Perhaps this isn’t rant-y enough to merit a Pit post. Add some explitives to it if you’d like, but I take no responsibility for the vile words you’d have me spew in your own imaginations.
Scene: The gas station. I pull in, happy that I have a full weekend ahead of me with a minimum of homework, and confident that I got a great grade on the Programming Languages quiz not half an hour past. Go to pay island, insert card, the general rigamarole. Enter the coot that Time forgot.
At the pump across from mine, an old car sits. (sounds like the openling line of a bad poem, but there it is.) I drive something not-too-new myself, but this clanking monstrosity must have been terrorizing the Clan of the Cave Bear at night as it befouled the air with waves of choking smog, leaving only twin tire ruts in the oil-spattered mud to mark its existence as it vanished into the forest at sunrise. Poking from the open driver’s side door is an old man with the thickest wallet I’d seen outside of Seinfeld.
“'Scuse me, young fella” he calls (that’s right, “young fella.” I’m waiting for “whippersnapper.”). “I’m having some problems with the machine here.”
“Sure, what’s wrong?” I ask. I’ve got some spare time, and still have my good turn of the day to fulfill. Helping this guy fill the land yacht isn’t going to ruin me, and the good karma oughta accumulate, maybe snowball its way into getting me a cushy job this summer.
“The machine, it isn’t taking my card,” he explains. It’s done that to me before, but I’d just finished using it not thirty seconds before and it was fine.
“The reader worked for me, is it your card?”
“No, my card’s okay. The machine, that’s the problem.” Hmm. The machine, that obviously isn’t the problem, because it worked perfectly. He’s probably putting his card in upside down or something and is oblivious to the little picture of a card’s orientation right next to the slot. “It keeps asking for a number, a pee-eye-enn.”
“The PIN number? Just give it your PIN number and hit Enter.” Hoo boy, this is different.

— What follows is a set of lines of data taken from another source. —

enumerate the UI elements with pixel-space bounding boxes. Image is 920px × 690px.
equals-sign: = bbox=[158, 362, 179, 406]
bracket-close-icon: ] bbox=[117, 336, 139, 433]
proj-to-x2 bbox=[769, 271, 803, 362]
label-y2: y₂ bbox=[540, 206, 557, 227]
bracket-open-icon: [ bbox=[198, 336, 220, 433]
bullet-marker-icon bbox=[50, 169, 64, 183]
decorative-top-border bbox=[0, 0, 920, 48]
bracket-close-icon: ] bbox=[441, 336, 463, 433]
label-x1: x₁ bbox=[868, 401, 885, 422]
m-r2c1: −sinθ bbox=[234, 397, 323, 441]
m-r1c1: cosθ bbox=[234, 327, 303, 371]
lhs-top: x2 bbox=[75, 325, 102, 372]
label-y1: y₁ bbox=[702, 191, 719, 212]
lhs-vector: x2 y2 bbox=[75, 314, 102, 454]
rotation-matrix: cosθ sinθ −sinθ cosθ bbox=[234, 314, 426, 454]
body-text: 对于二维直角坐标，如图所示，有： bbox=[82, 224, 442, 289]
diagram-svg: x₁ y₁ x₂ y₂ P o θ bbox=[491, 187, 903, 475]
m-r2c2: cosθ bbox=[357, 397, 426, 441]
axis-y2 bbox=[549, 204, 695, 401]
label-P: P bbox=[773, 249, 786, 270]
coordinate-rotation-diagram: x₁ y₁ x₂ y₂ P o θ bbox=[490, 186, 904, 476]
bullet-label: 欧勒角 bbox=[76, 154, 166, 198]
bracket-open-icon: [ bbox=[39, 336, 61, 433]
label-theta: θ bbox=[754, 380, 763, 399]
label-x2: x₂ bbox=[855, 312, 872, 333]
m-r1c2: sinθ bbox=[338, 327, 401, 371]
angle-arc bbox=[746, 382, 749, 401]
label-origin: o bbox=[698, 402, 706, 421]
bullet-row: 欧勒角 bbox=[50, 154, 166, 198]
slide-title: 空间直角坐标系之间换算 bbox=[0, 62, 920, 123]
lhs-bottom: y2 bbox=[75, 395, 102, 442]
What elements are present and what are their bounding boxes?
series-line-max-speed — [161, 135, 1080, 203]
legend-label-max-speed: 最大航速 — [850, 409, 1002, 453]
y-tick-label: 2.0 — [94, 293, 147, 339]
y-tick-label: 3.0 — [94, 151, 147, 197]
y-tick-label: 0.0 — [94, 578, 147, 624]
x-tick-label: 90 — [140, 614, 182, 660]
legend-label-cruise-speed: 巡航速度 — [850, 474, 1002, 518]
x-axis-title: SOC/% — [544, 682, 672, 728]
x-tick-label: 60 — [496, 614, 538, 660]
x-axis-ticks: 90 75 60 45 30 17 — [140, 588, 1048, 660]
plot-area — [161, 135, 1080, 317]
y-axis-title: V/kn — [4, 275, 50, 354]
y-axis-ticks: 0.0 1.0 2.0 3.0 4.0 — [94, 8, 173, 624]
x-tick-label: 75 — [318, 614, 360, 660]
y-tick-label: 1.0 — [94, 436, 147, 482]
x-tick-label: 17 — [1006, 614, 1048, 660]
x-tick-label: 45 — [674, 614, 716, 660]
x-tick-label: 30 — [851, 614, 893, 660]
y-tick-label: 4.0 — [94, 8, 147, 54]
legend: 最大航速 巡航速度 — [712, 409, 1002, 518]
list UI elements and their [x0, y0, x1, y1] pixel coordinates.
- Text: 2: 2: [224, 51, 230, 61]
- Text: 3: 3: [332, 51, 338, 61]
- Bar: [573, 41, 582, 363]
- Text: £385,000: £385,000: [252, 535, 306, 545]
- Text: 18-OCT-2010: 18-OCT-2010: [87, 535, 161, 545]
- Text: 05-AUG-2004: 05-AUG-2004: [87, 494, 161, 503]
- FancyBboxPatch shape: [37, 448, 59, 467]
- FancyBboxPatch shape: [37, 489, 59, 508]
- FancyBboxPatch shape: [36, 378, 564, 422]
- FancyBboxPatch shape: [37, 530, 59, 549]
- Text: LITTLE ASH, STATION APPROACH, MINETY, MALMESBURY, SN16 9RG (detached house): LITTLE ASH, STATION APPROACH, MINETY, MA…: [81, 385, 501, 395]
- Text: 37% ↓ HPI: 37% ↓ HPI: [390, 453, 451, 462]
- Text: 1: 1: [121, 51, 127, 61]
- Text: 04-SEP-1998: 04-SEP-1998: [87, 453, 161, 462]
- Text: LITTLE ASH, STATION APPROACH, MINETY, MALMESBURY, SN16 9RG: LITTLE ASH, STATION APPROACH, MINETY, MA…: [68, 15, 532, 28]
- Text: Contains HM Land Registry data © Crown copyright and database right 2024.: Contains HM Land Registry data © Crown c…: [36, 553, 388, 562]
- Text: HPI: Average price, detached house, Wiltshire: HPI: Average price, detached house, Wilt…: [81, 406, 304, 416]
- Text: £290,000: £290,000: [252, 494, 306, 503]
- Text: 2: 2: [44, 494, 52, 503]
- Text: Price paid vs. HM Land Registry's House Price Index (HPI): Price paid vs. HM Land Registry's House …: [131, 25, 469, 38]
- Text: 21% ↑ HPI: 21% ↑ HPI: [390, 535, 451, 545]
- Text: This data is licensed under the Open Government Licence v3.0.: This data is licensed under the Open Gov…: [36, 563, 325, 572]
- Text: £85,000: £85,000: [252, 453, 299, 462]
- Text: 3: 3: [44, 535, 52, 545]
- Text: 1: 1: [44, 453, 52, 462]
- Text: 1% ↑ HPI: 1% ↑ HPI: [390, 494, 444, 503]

“I don’t have a PIN number, just what’s on the card.” What the hell are you talking about? How did you ever use a credit card without knowing the PIN?
“You have to have a PIN. You can’t use any credit card without one. That’s how they work.” Maybe he’s used to using check cards, and put in a credit card by mistake?
“No, I use this card all the time. It’s the machine.” Now you’re making stuff up. “Can I use yours, and write you a check?”
Now I’m not going to take him up on that offer in any case - but I’ve got an out. I use prepaid cards at the station, and the one I’m using has just enough left for one last half tank plus a little topping off. The concept seems to elude TCTTF as I try to explain it to him. He accuses me of lying to him.
“Nope.” I show him the card. It’ll be out of money when I finish pumping anyway.
“Yours has the pee-eye-enn on it. Why doesn’t mine?” Again, I point out that prepaid cards from the gasoline company are different from credit cards - mine has the PIN because it’s the same as cash.
“Where can I get a pin?” What? Did your card fall out of the sky and land in your hands without you knowing about it? At least I’ve gotten him out of spelling it every time.
“You have a PIN. It’s part of the process of getting a credit card. You have to set the PIN before you can use it.”
He becomes defiant. “I have never had a pin number to use a credit card.” Liar.
At this point in my life I still have enough respect for the elderly not to flat-out accuse him of it, because I don’t want to be the stereotypical “young-punk-harassing-the-old-guy-who-just-wants-to-use-the-gas-station.” I just want out of this situation. So I take back my card and proceed to fill up my car, and suggest that he ask the attendant inside about the process, because, after all, he’s a professional salesperson and is used to settling troubles with credit cards.
Off he storms. I feel bad for inflicting a conversation with TCTTF on the poor shmoe working the register in there right now.
I’m feeling somewhat guilty about fleeing the scene of this abortive gesture of goodwill. What the hell could I do? He had a problem that I couldn’t help him with, and he denied the possibility that I couldn’t help him.